Reportase terkait petani di Jawa Tengah yang memanfaatkan energi surya untuk pengairan sawah nonirigasi. Tulisan ini dilengkapi dengan visualisasi data dan kalkulator untuk menghitung emisi yang dihasilkan diesel.

Tulisan ini pertama kali di terbitkan di media online Suara Merdeka dan website irigasisurya.com.


Petani padi di Jawa Tengah mulai memanfaatkan energi surya untuk mengairi sawah nonirigasi. Mereka menarik air sungai terdekat menggunakan pompa listrik yang digerakkan panel surya, kemudian mengalirkannya melalui pipa-pipa menuju sawah. Transisi energi ini menghilangkan semua biaya pembelian bahan bakar diesel dan tetek bengeknya. Tidak ada pencemaran udara maupun tanah.

Selama ini, jika musim kemarau datang, petani menggunakan pompa diesel. Pompa berbahan bakar minyak ini dianggap lebih praktis dibandingan memakai pompa listrik biasa yang butuh daya besar, apalagi jarak ke sumber listrik biasanya cukup jauh. Pengoperasian pompa diesel juga lebih mudah, serta bisa ditempatkan di mana saja.

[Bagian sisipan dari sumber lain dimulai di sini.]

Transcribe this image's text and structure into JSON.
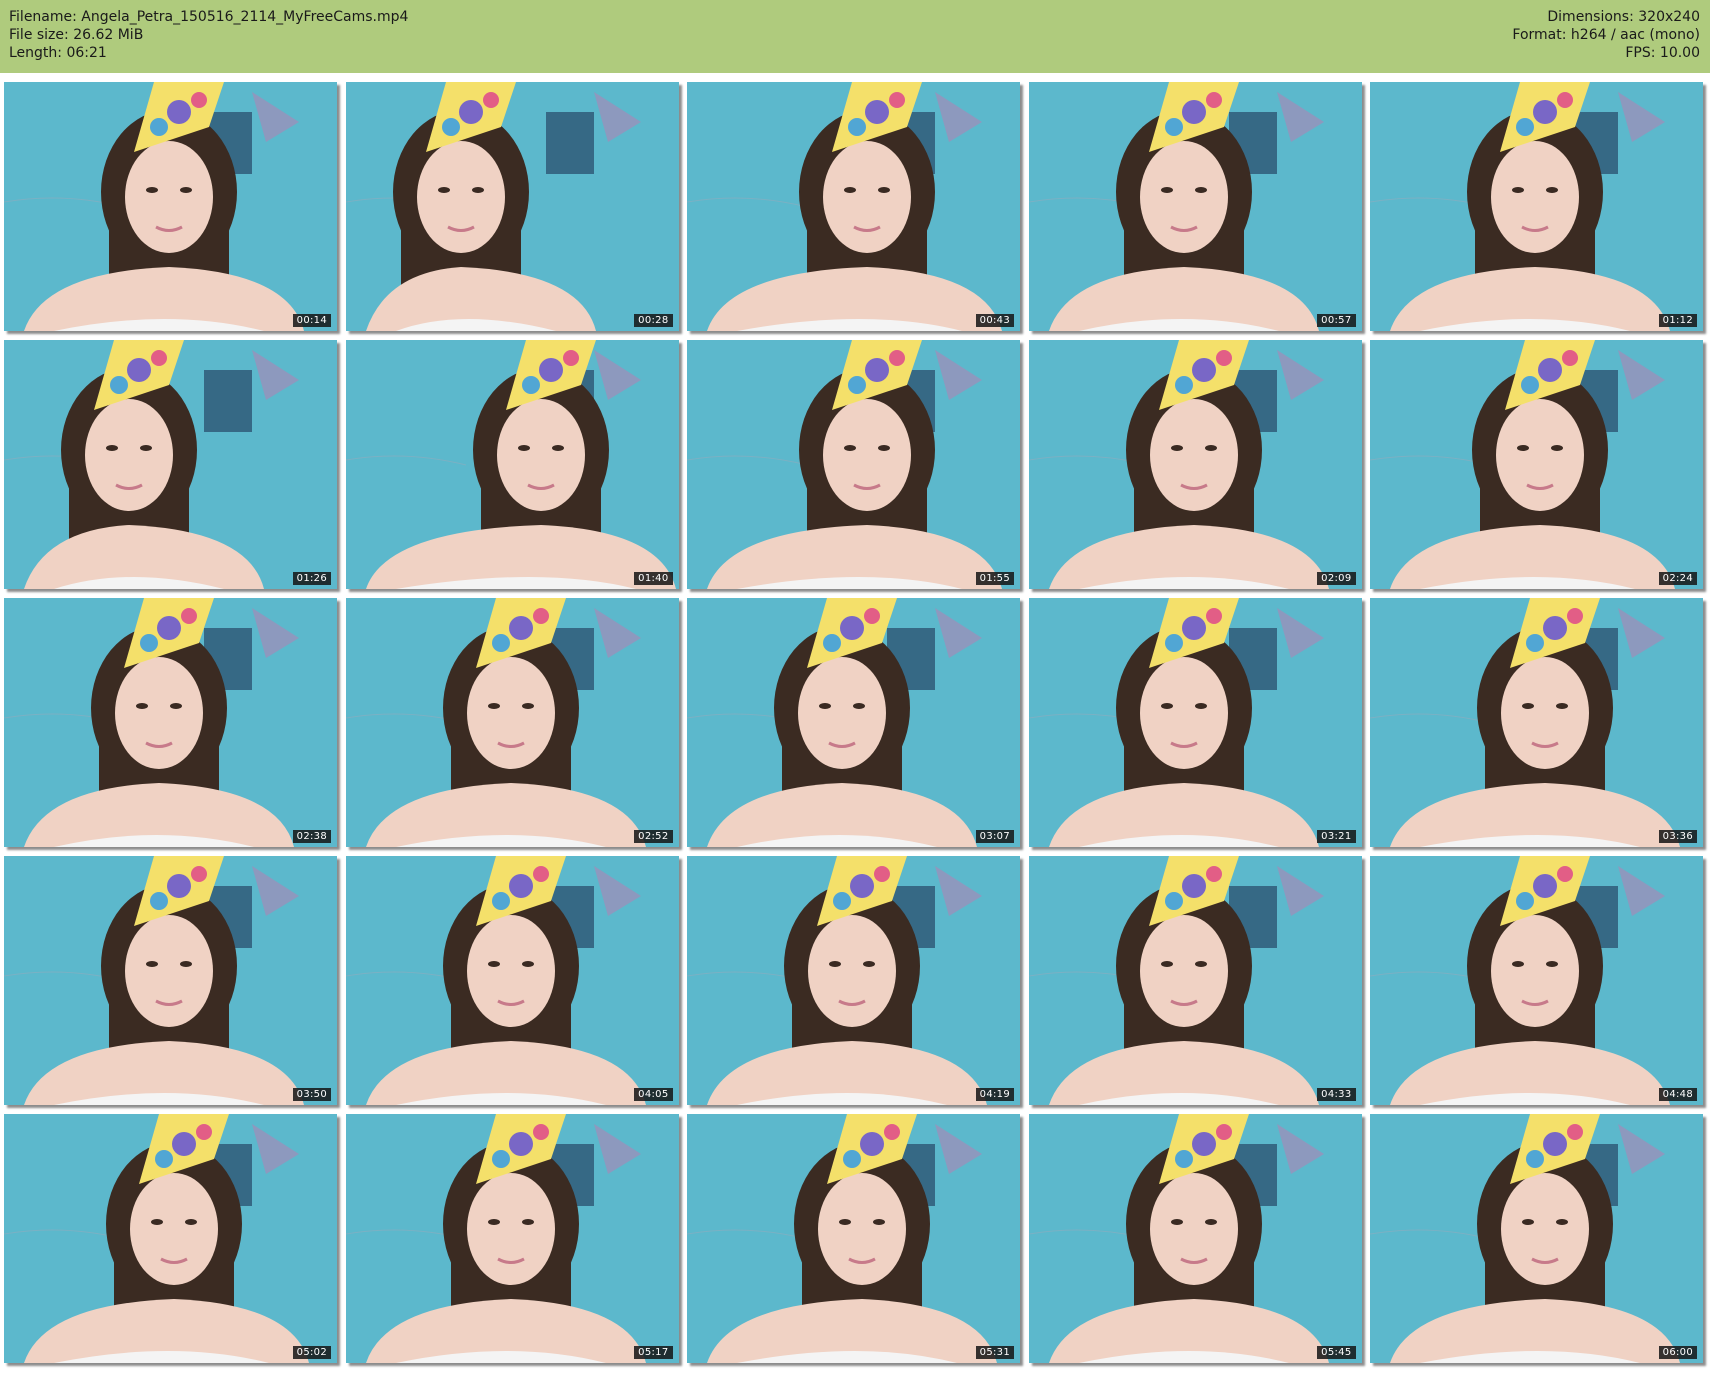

Namun, menggunakan pompa diesel bukan tanpa risiko. Petani harus mengeluarkan banyak uang untuk membeli minyak jenis ‘solar’ Pertamina. Rata-rata, satu kali tanam, petani mengeluarkan Rp 1,4 juta per hektare. Di lapangan, ongkos ini bervariasi, mulai Rp 1,2 juta sampai Rp 1,6 juta. Tergantung model mesin, durasi pemakaian, dan medan tanam padi.

Dengan harga minyak bersubsidi Rp 5.150 per liter, satu hektare membutuhkan kurang lebih 271,8  liter per musim tanam, menggunakan asumsi ongkos Rp 1,4 juta. Jika menanam sepanjang tahun—umumnya tiga musim—dua musim di antaranya mesti menggunakan mesin diesel, sebab curah hujan maksimal hanya mampu mengairi sawah semusim saja. Artinya, per tahun, petani membeli 543,6 liter senilai Rp 2,8 juta.

Belanja minyak memang yang paling tinggi jika menggunakan diesel. Rata-rata, 60% ongkos operasional ludes untuk minyak. Sisanya untuk membeli pelumas, dan membiayai perawatan mesin. Kalau tidak punya mesin sendiri, biaya pun bertambah karena harus membayar sewa pompa. Petani makin kelimpungan manakala minyak bersubsidi tidak tersedia. Tak ada jalan selain membeli nonsubsidi yang harganya dua kali lipat lebih.